I remembered my first experiences of the great Delta musicians such as Charlie Patton and Robert Johnson. There was no clear melody; it was the hard moaning blues that they grew up with, learnt from generations of their forefathers who worked dawn to dusk in hot sun and harsh weather. I immediately recognised that tone when we walked into Reds on Saturday evening in Clarksdale. The 88 year old “T Model Ford” hollered out that same haunting sound while his 12 year old grandson almost drowned his guitar playing on drums. The Blues is an art form in its own right. It is a poetry and an expression of that poetry that grips and captivates us.
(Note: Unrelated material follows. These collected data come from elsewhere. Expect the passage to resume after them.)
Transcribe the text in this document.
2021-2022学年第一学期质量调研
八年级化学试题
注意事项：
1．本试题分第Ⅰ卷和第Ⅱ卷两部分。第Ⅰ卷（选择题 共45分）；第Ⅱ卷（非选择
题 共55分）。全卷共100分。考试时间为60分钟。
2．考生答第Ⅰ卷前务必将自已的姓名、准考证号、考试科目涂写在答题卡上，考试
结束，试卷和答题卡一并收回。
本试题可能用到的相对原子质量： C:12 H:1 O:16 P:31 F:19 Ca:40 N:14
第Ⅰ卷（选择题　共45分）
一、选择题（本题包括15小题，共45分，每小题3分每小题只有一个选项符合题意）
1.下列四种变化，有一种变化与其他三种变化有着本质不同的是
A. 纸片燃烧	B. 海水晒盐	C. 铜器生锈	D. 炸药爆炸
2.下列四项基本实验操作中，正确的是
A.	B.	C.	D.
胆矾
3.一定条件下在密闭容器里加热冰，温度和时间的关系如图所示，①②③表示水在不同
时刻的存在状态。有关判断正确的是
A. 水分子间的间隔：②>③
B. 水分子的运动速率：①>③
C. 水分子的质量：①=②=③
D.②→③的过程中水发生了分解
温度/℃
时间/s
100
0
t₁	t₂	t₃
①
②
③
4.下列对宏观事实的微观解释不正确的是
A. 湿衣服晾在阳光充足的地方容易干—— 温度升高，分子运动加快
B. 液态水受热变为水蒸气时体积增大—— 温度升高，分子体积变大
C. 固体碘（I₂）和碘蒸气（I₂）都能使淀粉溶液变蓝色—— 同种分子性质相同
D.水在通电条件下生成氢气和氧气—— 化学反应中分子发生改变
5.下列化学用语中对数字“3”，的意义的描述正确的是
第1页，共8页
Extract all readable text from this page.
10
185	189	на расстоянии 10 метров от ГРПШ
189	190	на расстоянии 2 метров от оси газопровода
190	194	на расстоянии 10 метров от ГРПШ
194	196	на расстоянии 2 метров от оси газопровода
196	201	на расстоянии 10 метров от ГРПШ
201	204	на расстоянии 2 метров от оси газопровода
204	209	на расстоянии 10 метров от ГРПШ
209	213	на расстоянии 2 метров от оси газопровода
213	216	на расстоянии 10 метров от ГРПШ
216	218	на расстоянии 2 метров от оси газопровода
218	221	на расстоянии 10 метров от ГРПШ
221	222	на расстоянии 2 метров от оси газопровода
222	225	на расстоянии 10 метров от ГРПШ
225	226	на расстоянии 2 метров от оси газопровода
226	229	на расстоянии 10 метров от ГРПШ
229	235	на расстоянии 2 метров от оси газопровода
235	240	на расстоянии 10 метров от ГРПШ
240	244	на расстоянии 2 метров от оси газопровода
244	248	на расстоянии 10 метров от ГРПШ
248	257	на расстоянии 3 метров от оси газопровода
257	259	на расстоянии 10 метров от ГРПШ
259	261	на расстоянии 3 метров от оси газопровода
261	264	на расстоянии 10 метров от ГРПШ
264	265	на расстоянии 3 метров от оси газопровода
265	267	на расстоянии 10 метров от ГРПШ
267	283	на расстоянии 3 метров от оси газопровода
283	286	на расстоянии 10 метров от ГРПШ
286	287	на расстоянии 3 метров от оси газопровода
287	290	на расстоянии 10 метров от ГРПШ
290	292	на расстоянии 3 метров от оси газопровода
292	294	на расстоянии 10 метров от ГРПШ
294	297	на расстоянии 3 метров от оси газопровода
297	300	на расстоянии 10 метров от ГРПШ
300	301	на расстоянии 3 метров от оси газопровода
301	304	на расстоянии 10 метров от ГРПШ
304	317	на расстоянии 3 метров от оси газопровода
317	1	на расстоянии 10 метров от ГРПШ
There is also a strange dichotomy about this music. Its about suffering and hardship yet people flock to dance to it and laugh with it. Those sitting in the Juke Joints are smiling and happy. The language and the poetry becomes a confessional to suffering and a way to absolve one of ones unhappiness. A display in the Leland Blues Museum describes how this small town (known as the Hell Hole of the Delta) would see ten thousand revellers descent on the town on a Saturday night to drink, love, dance and listen to the music.
I will take many memories with me home from the Delta and from this trip. Was it life changing?
Probably not, but a learnt a lot and I realised that there was more to life than that small circle that we live in and operate from. We saw all that was great about the USA and all that is awful. One of the most moving experiences was to visit the Human Rights Museum in Memphis. It’s so difficult to believe that the emancipation of the black people happened within my lifetime, in the very recent past. How could a nation be so proud to call itself “The Land of the Free`` and at the same time allow black people to be lynched, beaten, abused and deprived of their liberty. Like most people of my generation, I remember seeing those awful pictures of a dying Dr King on the balcony of the Lorraine Motel in 1968 yet it was more of a shock to look out from the hotel room onto that very balcony at the museum in Memphis. Voyeur becomes participant. It was nothing to do with me, I was only passing by!
The economic recession has dealt a crushing blow to the poor rural communities of the south. Small towns had their heart ripped out of them with downtown main streets full of empty decaying shops. Many of the well-known blues clubs and Juke Joints published in a recent 2009 guide to the delta were boarded up and abandoned. While the green shoots of recovery were beginning to sprout in the magnificent shopping Cathedrals and Malls of the more prosperous Northern States, I hold little hope for towns such as Belzoni and Hollandale. There is nothing to keep the young men and women there. There will be no one to keep the Delta Blues alive when this generation dies out. That dark fertile soil will still be able to grow cotton (or more likely crops to produce bio fuels) and the rest will be history.
To misquote the famous Chinese quote, we have lived through interesting times. Even if Robert Zimmerman had not come along, would there have been a Bob Dylan. Its difficult to tell, but for people my age, his songs and his albums were our time line. Buddy Holly’s Death coincided with Bob’s first performances. He went to university when Kennedy was elected. His move to New York was the same year the Montgomery Race Riots. His first album came out at the time of the Cuban Missile Crisis and it’s the same year that I went to boarding school. Freewheeling Bob Dylan coincided with the assassination of John F Kennedy and so on……1969 saw Nashville Skyline, Bob’s return to performing live, the landing of men on the Moon and my entrance to medical school. He sang about our lives and our times and he was part of ours.
I will feel lost without my journey, my blog and my fellow travellers. We arrive home wiser, wearier and more chilled out!
As David Bowie once said “ The truth of course is that there is no journey. We are arriving and departing all at the same time”. Our journey never stops and other travellers will take our places journeying up the blues road.